LACPプロトコル
通信するときの お約束事だよ
リンクアグリゲーションをやるときに使うよ
「LACP」の部分は「Link Aggregation Control Protocol」の略だよ
「プロトコル」は付けない方が良い場合もあるよ
簡単に書くよ
LACPプロトコル(読:エルエーシーピープロトコル、ラックピープロトコル)とは
多分「『LACP』という名前のプロトコル
(お約束事)」を意図した表現。
LACP自体の意味は
通信するときに使う お約束事(通信プロトコル)のひとつ
であり
リンクアグリゲーション
(複数の線を1本の線っぽく扱う技)をやるときに使う お約束事
です。
詳しく書くよ
順番に見ていきましょう。
まずは予備知識として
・通信プロトコル(プロトコル)
・リンクアグリゲーション
・LACP
について結構ガッツリ説明します。
「そんなの説明されなくても知ってるよ!」な人は適当に読み飛ばしてください。
通信プロトコル(プロトコル)は「通信するときに使う お約束事」です。
通信するときは足並みを揃える必要があります。
片方が日本語で話しかけたのに、もう一方が英語で お返事したのでは、コミュニケーションが成立しませんよね。
それと同じです。
そこで「○○通信をするときは ××というお約束事に従って やり取りしようね」と事前に決まっています。
言い方を変えると
通信するときは、お約束事が必要
なのです。
この「通信するときに使う お約束事」を「通信プロトコル(プロトコル)」と言います。

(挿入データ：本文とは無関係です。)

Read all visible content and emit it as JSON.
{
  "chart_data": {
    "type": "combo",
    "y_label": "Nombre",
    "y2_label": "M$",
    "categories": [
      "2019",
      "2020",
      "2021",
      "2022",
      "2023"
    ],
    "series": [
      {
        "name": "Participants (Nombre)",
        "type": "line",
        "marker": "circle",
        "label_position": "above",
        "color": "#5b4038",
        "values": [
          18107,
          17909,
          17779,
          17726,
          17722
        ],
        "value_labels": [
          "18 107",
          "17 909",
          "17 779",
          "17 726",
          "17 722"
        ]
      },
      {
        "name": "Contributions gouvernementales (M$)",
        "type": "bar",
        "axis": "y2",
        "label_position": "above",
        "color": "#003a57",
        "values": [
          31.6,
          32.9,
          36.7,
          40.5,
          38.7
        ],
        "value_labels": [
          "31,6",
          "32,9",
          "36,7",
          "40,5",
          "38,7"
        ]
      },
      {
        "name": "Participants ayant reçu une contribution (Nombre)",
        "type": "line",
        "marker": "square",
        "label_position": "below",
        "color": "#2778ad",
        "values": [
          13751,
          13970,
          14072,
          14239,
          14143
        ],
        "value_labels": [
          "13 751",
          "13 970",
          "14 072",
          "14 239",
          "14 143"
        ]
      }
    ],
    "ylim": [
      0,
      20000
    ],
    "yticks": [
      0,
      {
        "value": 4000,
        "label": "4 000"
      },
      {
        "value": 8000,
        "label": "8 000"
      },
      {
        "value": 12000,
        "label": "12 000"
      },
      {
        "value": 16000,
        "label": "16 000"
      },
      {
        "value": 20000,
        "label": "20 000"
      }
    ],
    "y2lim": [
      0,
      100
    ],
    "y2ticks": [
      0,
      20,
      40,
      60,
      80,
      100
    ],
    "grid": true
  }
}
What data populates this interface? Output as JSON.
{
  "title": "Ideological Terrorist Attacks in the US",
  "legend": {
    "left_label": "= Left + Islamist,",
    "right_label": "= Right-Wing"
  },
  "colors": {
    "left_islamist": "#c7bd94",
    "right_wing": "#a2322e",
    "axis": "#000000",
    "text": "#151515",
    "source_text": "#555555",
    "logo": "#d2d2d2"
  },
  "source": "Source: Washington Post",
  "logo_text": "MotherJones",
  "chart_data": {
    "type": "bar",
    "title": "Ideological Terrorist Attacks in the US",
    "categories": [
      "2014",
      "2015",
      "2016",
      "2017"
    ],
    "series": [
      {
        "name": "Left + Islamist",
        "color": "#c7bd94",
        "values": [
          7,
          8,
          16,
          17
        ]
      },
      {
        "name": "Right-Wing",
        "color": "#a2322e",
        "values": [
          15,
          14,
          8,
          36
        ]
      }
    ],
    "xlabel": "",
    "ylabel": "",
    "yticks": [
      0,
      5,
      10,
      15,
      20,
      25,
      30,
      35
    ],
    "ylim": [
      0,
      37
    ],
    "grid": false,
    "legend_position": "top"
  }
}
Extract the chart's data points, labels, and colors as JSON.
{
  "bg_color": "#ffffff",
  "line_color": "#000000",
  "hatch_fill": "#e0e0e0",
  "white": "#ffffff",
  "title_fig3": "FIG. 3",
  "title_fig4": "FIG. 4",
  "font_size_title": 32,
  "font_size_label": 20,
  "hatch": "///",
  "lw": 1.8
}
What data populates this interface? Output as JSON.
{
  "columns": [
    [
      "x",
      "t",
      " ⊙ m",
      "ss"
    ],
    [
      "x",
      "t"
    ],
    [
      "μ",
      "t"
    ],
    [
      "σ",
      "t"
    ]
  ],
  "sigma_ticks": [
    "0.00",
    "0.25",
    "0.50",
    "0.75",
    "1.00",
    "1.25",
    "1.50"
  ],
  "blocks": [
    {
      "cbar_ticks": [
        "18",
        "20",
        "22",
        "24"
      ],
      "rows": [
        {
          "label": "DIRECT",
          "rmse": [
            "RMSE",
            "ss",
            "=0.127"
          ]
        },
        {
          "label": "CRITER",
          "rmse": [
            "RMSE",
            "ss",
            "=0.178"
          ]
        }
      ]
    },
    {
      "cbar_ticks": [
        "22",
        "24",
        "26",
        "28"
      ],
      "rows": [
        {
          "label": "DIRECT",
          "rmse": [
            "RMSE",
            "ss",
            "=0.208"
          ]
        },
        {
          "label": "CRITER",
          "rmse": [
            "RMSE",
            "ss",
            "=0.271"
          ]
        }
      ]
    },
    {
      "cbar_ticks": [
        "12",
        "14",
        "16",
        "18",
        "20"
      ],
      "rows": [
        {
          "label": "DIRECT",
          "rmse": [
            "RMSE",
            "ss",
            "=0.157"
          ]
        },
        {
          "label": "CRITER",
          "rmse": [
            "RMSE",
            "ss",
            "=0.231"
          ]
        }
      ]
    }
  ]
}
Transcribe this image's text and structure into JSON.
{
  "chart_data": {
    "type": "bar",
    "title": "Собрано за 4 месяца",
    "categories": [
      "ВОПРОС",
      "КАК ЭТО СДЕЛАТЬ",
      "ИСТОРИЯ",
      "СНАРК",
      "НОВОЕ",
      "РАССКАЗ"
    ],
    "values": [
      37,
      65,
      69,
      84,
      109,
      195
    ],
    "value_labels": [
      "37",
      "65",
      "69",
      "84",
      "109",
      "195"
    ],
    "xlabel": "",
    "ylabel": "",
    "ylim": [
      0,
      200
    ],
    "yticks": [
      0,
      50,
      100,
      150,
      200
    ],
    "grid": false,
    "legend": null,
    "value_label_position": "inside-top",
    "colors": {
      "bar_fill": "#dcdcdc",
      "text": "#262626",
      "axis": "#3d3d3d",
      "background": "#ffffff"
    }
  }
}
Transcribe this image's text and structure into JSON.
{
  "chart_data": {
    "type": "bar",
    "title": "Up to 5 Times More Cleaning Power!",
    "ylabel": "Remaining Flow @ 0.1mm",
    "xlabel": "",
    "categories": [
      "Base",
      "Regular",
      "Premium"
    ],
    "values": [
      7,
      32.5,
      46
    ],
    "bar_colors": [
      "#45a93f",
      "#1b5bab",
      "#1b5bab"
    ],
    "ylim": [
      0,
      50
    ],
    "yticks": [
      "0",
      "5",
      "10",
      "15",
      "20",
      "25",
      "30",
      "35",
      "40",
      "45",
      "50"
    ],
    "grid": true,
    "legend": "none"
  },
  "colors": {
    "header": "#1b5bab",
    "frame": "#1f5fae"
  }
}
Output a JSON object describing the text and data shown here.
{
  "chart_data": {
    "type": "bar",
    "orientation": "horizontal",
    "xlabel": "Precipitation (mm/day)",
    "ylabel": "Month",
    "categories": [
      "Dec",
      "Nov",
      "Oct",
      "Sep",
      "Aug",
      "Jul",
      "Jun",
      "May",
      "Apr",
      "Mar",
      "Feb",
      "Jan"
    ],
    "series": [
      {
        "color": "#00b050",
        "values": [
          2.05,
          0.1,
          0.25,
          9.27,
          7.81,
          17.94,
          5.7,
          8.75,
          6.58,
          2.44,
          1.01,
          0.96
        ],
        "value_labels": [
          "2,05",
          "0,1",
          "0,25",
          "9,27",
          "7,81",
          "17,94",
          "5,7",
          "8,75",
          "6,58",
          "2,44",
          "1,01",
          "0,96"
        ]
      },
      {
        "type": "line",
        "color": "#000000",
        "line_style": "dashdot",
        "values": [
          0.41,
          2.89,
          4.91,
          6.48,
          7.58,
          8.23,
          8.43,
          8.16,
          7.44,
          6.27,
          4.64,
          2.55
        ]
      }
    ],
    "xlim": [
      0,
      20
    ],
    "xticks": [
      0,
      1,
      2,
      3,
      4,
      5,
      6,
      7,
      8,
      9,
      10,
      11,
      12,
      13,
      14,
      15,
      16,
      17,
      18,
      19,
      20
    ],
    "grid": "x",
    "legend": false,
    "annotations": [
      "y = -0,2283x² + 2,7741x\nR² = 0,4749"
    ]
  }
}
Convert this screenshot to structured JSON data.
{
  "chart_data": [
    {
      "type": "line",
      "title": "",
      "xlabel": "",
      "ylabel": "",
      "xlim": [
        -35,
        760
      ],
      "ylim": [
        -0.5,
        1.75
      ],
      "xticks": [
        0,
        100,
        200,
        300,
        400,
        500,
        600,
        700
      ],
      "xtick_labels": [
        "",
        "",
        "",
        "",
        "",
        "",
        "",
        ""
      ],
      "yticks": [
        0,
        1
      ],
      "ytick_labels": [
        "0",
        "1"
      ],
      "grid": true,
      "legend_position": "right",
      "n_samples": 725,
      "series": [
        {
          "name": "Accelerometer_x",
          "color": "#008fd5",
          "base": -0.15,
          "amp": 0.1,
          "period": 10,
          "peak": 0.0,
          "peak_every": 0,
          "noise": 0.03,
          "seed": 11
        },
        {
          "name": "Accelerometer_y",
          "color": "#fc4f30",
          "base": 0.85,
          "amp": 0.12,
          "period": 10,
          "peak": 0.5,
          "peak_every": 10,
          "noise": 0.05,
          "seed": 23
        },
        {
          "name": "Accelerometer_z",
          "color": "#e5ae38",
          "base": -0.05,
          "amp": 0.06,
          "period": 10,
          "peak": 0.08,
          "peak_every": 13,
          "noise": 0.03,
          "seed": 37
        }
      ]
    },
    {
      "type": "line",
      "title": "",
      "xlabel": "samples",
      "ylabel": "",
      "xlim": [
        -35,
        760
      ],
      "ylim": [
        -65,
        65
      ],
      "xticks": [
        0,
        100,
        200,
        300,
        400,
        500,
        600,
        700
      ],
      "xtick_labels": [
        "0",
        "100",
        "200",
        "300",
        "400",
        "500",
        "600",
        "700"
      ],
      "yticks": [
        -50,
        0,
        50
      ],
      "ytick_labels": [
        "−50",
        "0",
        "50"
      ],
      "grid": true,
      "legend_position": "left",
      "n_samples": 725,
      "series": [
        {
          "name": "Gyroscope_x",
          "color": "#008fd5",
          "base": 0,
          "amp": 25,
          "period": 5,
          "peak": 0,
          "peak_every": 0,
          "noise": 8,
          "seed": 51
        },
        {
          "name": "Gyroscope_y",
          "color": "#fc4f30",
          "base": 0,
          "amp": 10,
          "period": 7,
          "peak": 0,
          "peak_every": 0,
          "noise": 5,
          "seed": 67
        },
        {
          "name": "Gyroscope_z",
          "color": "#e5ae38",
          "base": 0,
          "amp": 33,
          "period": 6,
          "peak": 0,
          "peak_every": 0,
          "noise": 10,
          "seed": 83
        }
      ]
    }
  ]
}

リンクアグリゲーションは「複数の線をまとめて1本の線っぽく扱う技」です。
例えば、そうですね。
ここにリンゴジュースがあります。
ジュースは紙パック入りです。
ストローが挿してあります。
ピヨ太君はリンゴジュースが大好きです。
「リンゴジュース速飲み(はやのみ)のピヨ太」と呼ばれているくらい大好きです。
リンゴジュース速飲みのピヨ太の飲み方は普通の人と少し違います。
まず、リンゴジュースにストローを2本挿すのです。
次に、2本のストローを口にくわえ、一気にジュースを飲みます。
何てったってジュースの通り道が2倍になっていますからね。
ストローが1本のときよりも、たくさんのジュースを一度に飲める理屈です。
ピヨ太君は爆速でリンゴジュースを飲み切りました。
この話においてピヨ太君、改めリンゴジュース速飲みのピヨ太がストローでやったことを、線でやったのがリンクアグリゲーションです。
もう少し実際に近い例も書いておきましょう。
例えば、そうですね。
1.スイッチ1にパソコンAとパソコンBがつながっている
2.スイッチ2にパソコンCとパソコンDがつながっている
3.スイッチ1とスイッチ2がつながっている
構成のネットワークが あったとしましょう。
「スイッチ」とか言われても分からない人は「機器」と読み替えてください。
特別なことをしない場合、スイッチ1とスイッチ2は1本の線でつながっています。
これを2本の線にするのです。
2本の線でスイッチ1とスイッチ2をつなぎます。
さらに、あれやこれやすることで、この2本の線を1本の線っぽく扱います。
「普通の2本の線」ではなく「1本の太い線」として扱うのです。
そうすると、1本の線でつながっていたときより、スイッチ1とスイッチ2のやり取りは良い感じになります。
これがリンクアグリゲーションです。
機器同士を複数の線でつないで、さらに、その複数の線を1本の線っぽく扱う技です。
LACPは「リンクアグリゲーションをやるときに使う お約束事」です。
以上を踏まえて
多分「『LACP』という名前の通信プロトコル」を意図した表現
が「LACPプロトコル」です。
実質的に「LACP」と「LACPプロトコル」は同じです。
LACPは「Link Aggregation Control Protocol(リンク・アグリゲーション・コントロール・プロトコル)」の略です。
※「Link Aggregation Control Protocol」を何となく日本語にすると「リンクアグリゲーションを制御するためのお約束事」となります。[詳細]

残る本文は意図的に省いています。